Em nossas letras, Fagundes Varela é figura paradigmática do
poeta maldito, numa escala em que, aliás, não eram os poetas tenebrosos
que faltavam (Melhores poemas, Sel. Antônio Carlos Secchin. São Paulo:
Global, 2005). Em 1861, as Noturnas, seu livro de estréia, continham dez
poemas arcaizantes, prolongando a atmosfera byroniana da Academia de São
Paulo na geração anterior: “A temática do maldito e do errante, do
foragido e desenraizado predomina nesses poucos poemas, escritos no
período em que ele ‘escolhia’ existencialmente a sua própria biografia (O
foragido, Fragmentos, Sobre um túmulo, Tristeza), descontada a espórtula
que pagou à imitação literária e aos lugares-comuns da escola”, observei
na História da inteligência brasileira.
Não era, contudo, e à diferença de tantos outros, uma
atitude literária ou cacoete romântico: era um destino e uma condenação
prometéica. Nas palavras de Antônio Carlos Sechin, “toda a sua vida foi
marcada por desencontros, projetos inconclusos, infortúnios. Na vida
acadêmica, não conseguiu concluir o curso de Direito (...) na vida
afetiva, foi infeliz nos dois casamentos ... dois dos seus filhos morreram
antes do primeiro aniversário... dependia financeiramente do pai.. zanzou,
bêbado, por lugarejos e fazendas fluminenses, declamando de improviso
versos que passaram à tradição oral (...)”.
Nos românticos da geração anterior, o byronismo foi uma
extravagância de juventude; ele, chegando “tarde demais num mundo
demasiadamente velho”, viveu a frustração de não poder competir em
igualdade, menos ainda superar, os marcos que outros haviam plantado antes
dele. Sua vida desregrada foi uma vingança, uma reação de ressentimento.

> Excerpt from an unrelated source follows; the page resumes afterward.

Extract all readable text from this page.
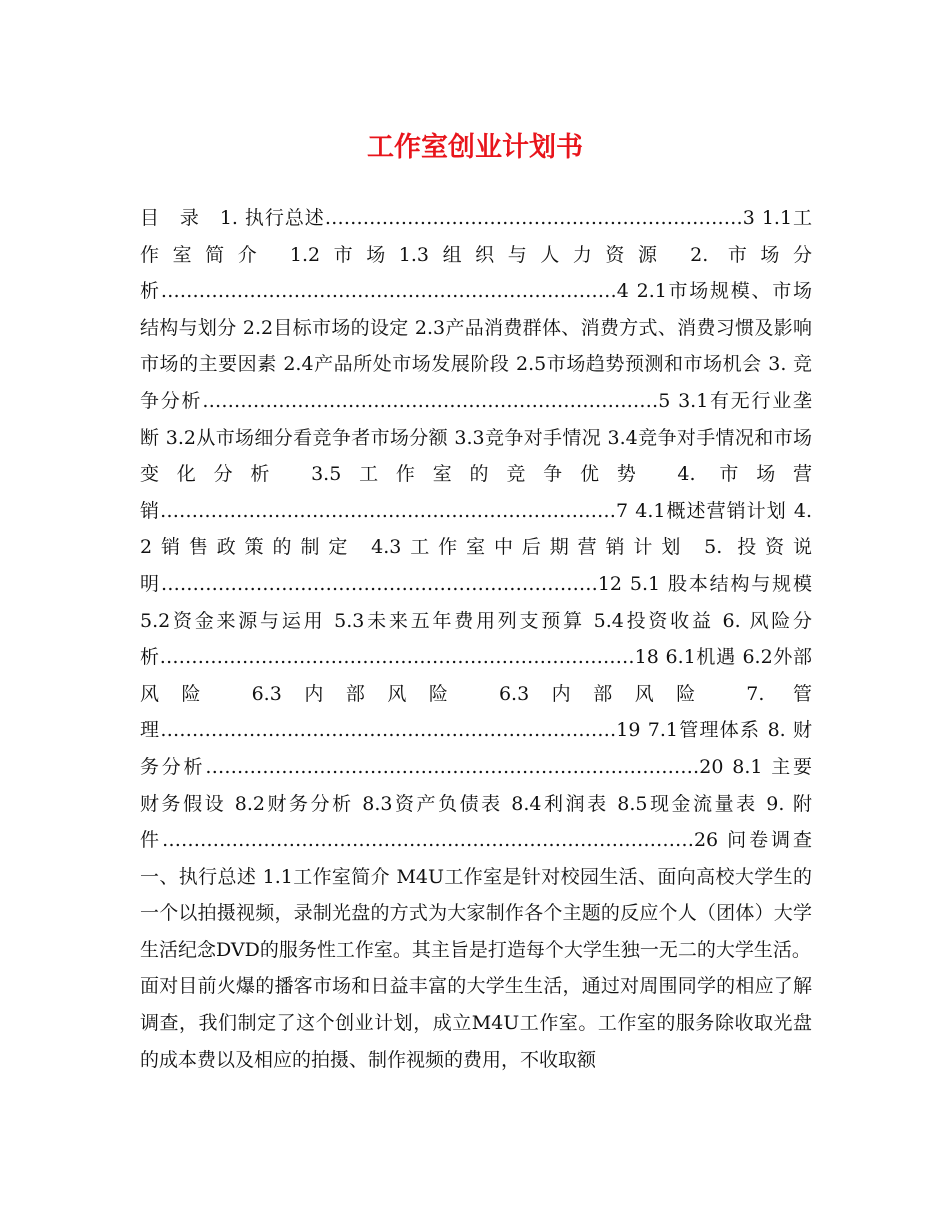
工作室创业计划书

目　录　1. 执行总述…………………………………………………………3 1.1工作室简介 1.2市场1.3组织与人力资源 2. 市场分析………………………………………………………………4 2.1市场规模、市场结构与划分 2.2目标市场的设定 2.3产品消费群体、消费方式、消费习惯及影响市场的主要因素 2.4产品所处市场发展阶段 2.5市场趋势预测和市场机会 3. 竞争分析………………………………………………………………5 3.1有无行业垄断 3.2从市场细分看竞争者市场分额 3.3竞争对手情况 3.4竞争对手情况和市场变化分析 3.5工作室的竞争优势 4. 市场营销………………………………………………………………7 4.1概述营销计划 4.2销售政策的制定 4.3工作室中后期营销计划 5. 投资说明……………………………………………………………12 5.1 股本结构与规模 5.2资金来源与运用 5.3未来五年费用列支预算 5.4投资收益 6. 风险分析…………………………………………………………………18 6.1机遇 6.2外部风险 6.3内部风险 6.3内部风险 7. 管理………………………………………………………………19 7.1管理体系 8. 财务分析……………………………………………………………………20 8.1 主要财务假设 8.2财务分析 8.3资产负债表 8.4利润表 8.5现金流量表 9. 附件…………………………………………………………………………26 问卷调查　　一、执行总述 1.1工作室简介 M4U工作室是针对校园生活、面向高校大学生的一个以拍摄视频，录制光盘的方式为大家制作各个主题的反应个人（团体）大学生活纪念DVD的服务性工作室。其主旨是打造每个大学生独一无二的大学生活。

面对目前火爆的播客市场和日益丰富的大学生生活，通过对周围同学的相应了解调查，我们制定了这个创业计划，成立M4U工作室。工作室的服务除收取光盘的成本费以及相应的拍摄、制作视频的费用，不收取额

Era também uma obsessão obscura: em 1865, prefaciando os Cantos e
fantasia, Ferreira de Menezes dizia tratar-se da “ressureição de Álvares
de Azevedo”, mas, acrescento por minha conta, ele apresentava sobre o
autor adolescente da Lira dos vinte anos a vantagem do amadurecimento
emocional e poético. O volume incorporou para sempre à nossa literatura o
“Cântico do Calvário”, além de introduzir uma nota nova no lirismo
amoroso: a desgraça de uma personalidade anormal, condenada sem esperança
à infelicidade e ao sofrimento.
Falecendo em 1875, ele deixou no prelo Anchieta ou O
Evangelho nas selvas, tentativa, ao mesmo tempo, de epopéia cristã e
reafirmação de fidelidade católica e jesuítica, linha de inspiração que
seria retomada por Bittencourt Sampaio, em 1882, com A divina epopéia de
João Evangelista, paráfrase evangélica a colocar na mesma estante da
paráfrase vareliana da história sagrada. De fato, seus mais de oito mil
decassílabos brancos, escreve Antônio Carlos Secchin, “revelam um escritor
de grande domínio técnico, embora o imperativo de obediência à narrativa
do Novo Testamento acabe freando maiores ímpetos de imaginação, reduzindo
o nível do texto a uma mediania algo tediosa ao leitor não particularmente
aficionado do assunto”. É o menos que se pode dizer a respeito de um poema
mais propenso a desencorajar a fé do que a estimulá-la. Para compô-lo em
alto plano poético seria preciso um pensamento poderoso, uma maturidade
filosófica e uma inspiração épica que lhe faltavam por completo,
idealmente imagináveis na pena de um Antônio Vieira, não na do bem
intencionado Anchieta.
Sua incapacidade para tratá-lo aparece desde logo na
ficção de que se serviu: os Evangelhos explicados aos índios, o que
corresponde a ignorar-lhes a grandeza e a essência. Sua tarefa seria,
antes, a de “interpretar” e não a de parafrasear, seria, por assim dizer,
“criá-los” no piano poético, como Victor Hugo criou a história da
humanidade na Légende des siêcles. Quando Varela se atreve a abandonar os
carreiros estreitos da paráfrase é para cair, ou na heresia teológica,
apresentando Sócrates como precursor de Jesus, ou na antecipação malvinda,
com a antevisão do continente americano, ou no anacronismo puro e simples,
colocando os Francos na Gália ao tempo de Jesus. Nesse quadro, surpreende
encontrá-lo compromissado com a realidade social e política do momento, a
exemplo do poema “A estátua eqüestre”, que encerra o volume de 1861.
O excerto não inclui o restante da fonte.